Kenya

Status: affected by circulating vaccine-derived poliovirus

Polio this week in Horn of Africa

  • No circulating vaccine-derived poliovirus type 2 (cVDPV2) cases were reported in the past week.
  • The Horn of Africa is currently affected by separate outbreaks of circulating vaccine-derived poliovirus type 2 (cVDPV2) and type 3 (cVDPV3), reporting both AFP cases and environmental positive samples.
  • Somalia has reported a total of 12 cVDPV cases (five type 2, six type 3 and one, coinfection of both type 2 and type 3) in 2018.
  • The most recent cVDPV2 virus was isolated from an environmental sample collected on 11 October 2018 from Waberi district in Banadir province.  The most recent cVDPV3 virus was isolated from an environmental sample also from Waberi district, Banadir province collected on 23 August 2018.
  • Circulating VDPV2 has also been detected during 2018 in one environmental sample in Kenya collected on 21 March 2018.
  • Outbreak response to both virus types is currently being implemented in line with internationally-agreed guidelines. Large-scale supplementary immunization activities (SIAs) have been implemented in Banadir, Lower Shabelle and Middle Shabelle regions, Somalia.
  • WHO and partners continue to support local public health authorities across the Horn of Africa in conducting field investigations and risk assessments.
  • Read our Somalia country page and Kenya country page to see information on surveillance and vaccination campaigns.
  • Learn more about vaccine-derived polioviruses through this short animation or this ‘Coffee with Polio Experts’

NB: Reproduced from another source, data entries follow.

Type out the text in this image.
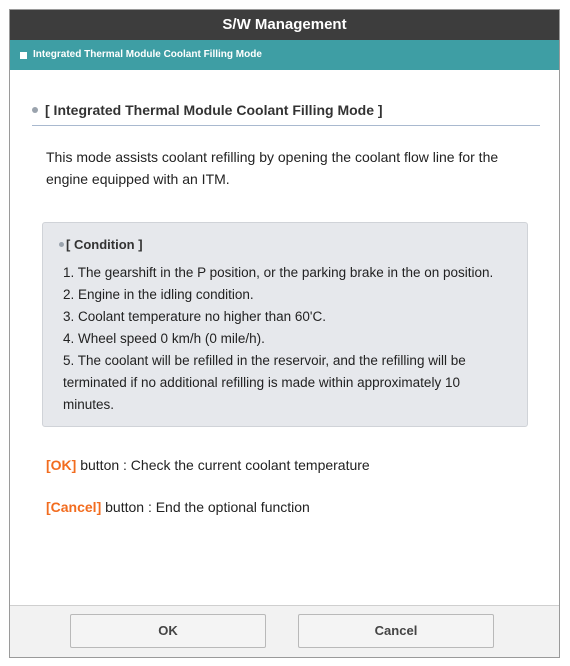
S/W Management
Integrated Thermal Module Coolant Filling Mode
[ Integrated Thermal Module Coolant Filling Mode ]
This mode assists coolant refilling by opening the coolant flow line for the engine equipped with an ITM.
[ Condition ]
1. The gearshift in the P position, or the parking brake in the on position.
2. Engine in the idling condition.
3. Coolant temperature no higher than 60'C.
4. Wheel speed 0 km/h (0 mile/h).
5. The coolant will be refilled in the reservoir, and the refilling will be terminated if no additional refilling is made within approximately 10 minutes.
[OK] button : Check the current coolant temperature
[Cancel] button : End the optional function
OK	Cancel
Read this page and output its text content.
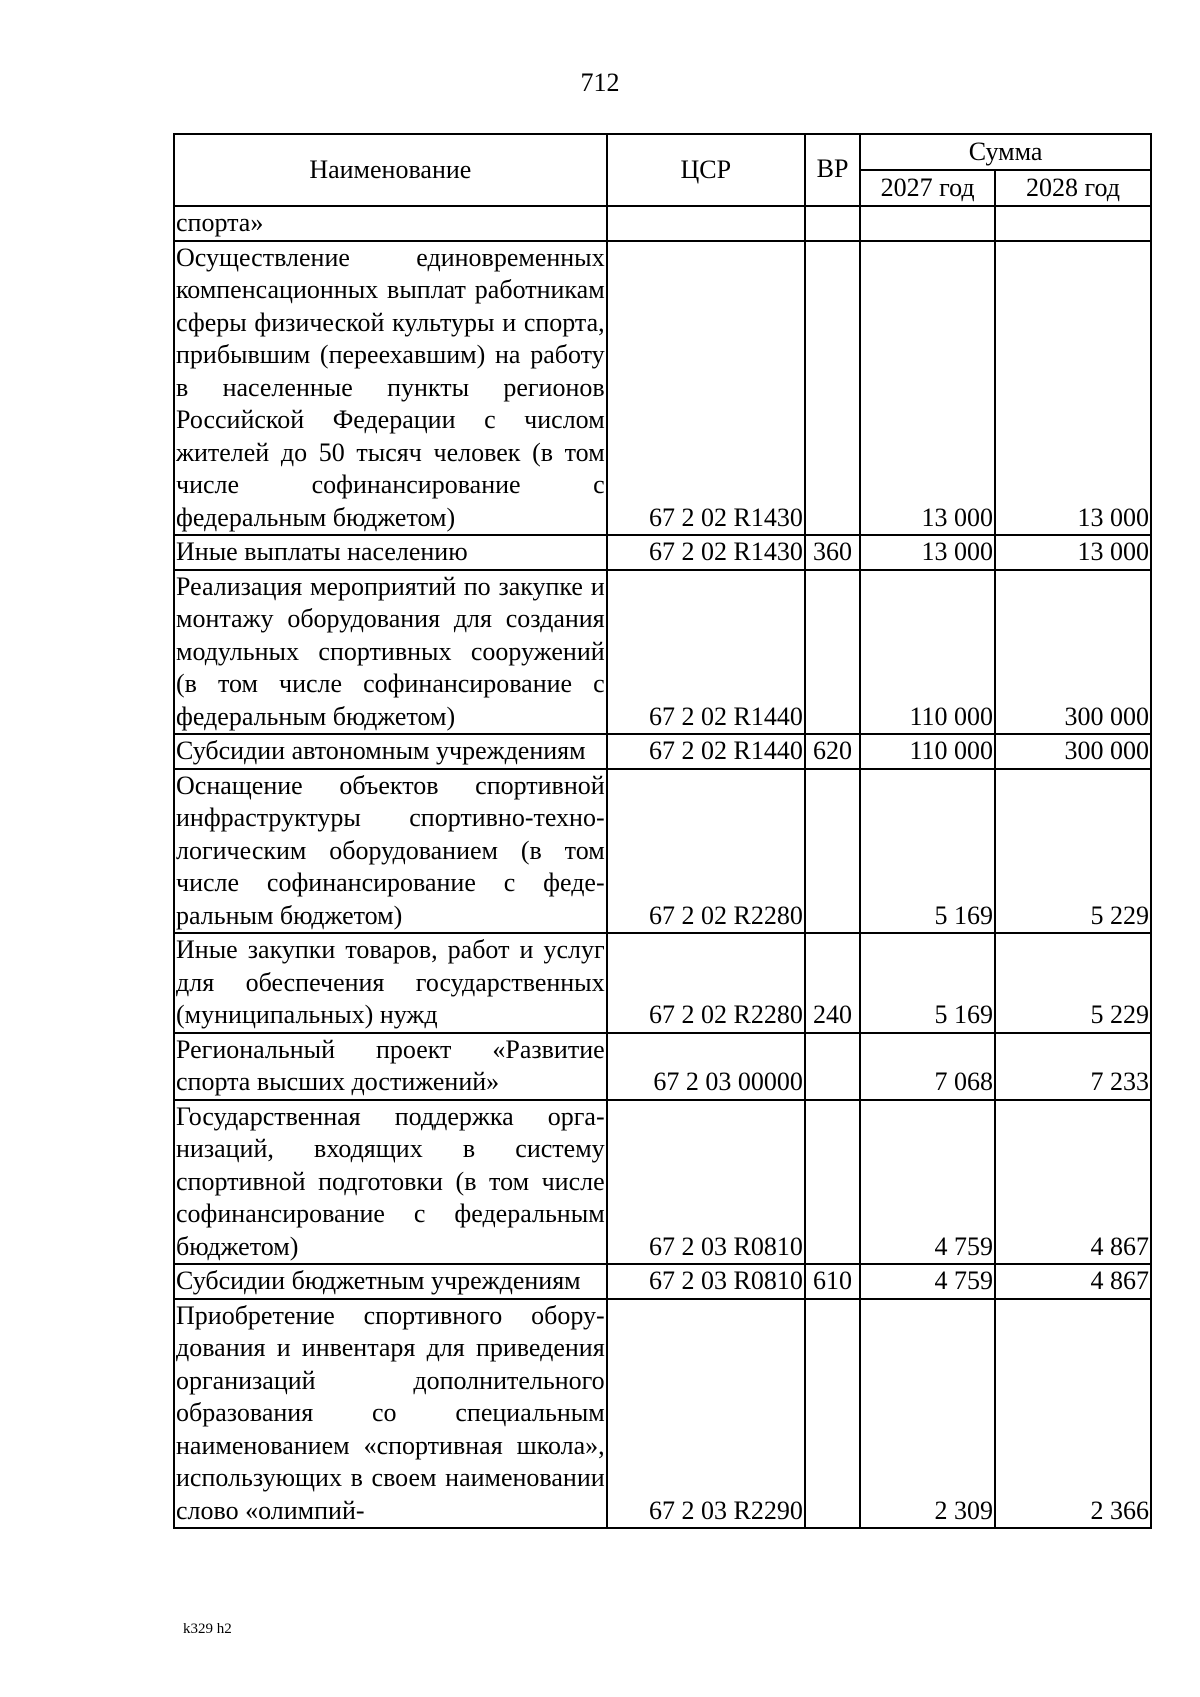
712
Наименование	ЦСР	ВР	Сумма	
			2027 год	2028 год
спорта»				
Осуществление единовременных компенсационных выплат работникам сферы физической культуры и спорта, прибывшим (переехавшим) на работу в населенные пункты регионов Российской Федерации с числом жителей до 50 тысяч человек (в том числе софинансирование с федеральным бюджетом)	67 2 02 R1430		13 000	13 000
Иные выплаты населению	67 2 02 R1430	360	13 000	13 000
Реализация мероприятий по закупке и монтажу оборудования для создания модульных спортивных сооружений (в том числе софинансирование с федеральным бюджетом)	67 2 02 R1440		110 000	300 000
Субсидии автономным учреждениям	67 2 02 R1440	620	110 000	300 000
Оснащение объектов спортивной инфраструктуры спортивно-технологическим оборудованием (в том числе софинансирование с федеральным бюджетом)	67 2 02 R2280		5 169	5 229
Иные закупки товаров, работ и услуг для обеспечения государственных (муниципальных) нужд	67 2 02 R2280	240	5 169	5 229
Региональный проект «Развитие спорта высших достижений»	67 2 03 00000		7 068	7 233
Государственная поддержка организаций, входящих в систему спортивной подготовки (в том числе софинансирование с федеральным бюджетом)	67 2 03 R0810		4 759	4 867
Субсидии бюджетным учреждениям	67 2 03 R0810	610	4 759	4 867
Приобретение спортивного оборудования и инвентаря для приведения организаций дополнительного образования со специальным наименованием «спортивная школа», использующих в своем наименовании слово «олимпий-	67 2 03 R2290		2 309	2 366
k329 h2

International Health Regulations

Kenya is classified by the International Health Regulations (IHR) as a state infected with cVDPV2, with potential risk of international spread. It is therefore subject to temporary recommendations as of February 2019

Travel advice

WHO’s International Travel and Health recommends that all travellers to polio-affected areas be fully vaccinated against polio. Residents (and visitors for more than 4 weeks) from infected areas should receive an additional dose of OPV or inactivated polio vaccine (IPV) within 4 weeks to 12 months of travel.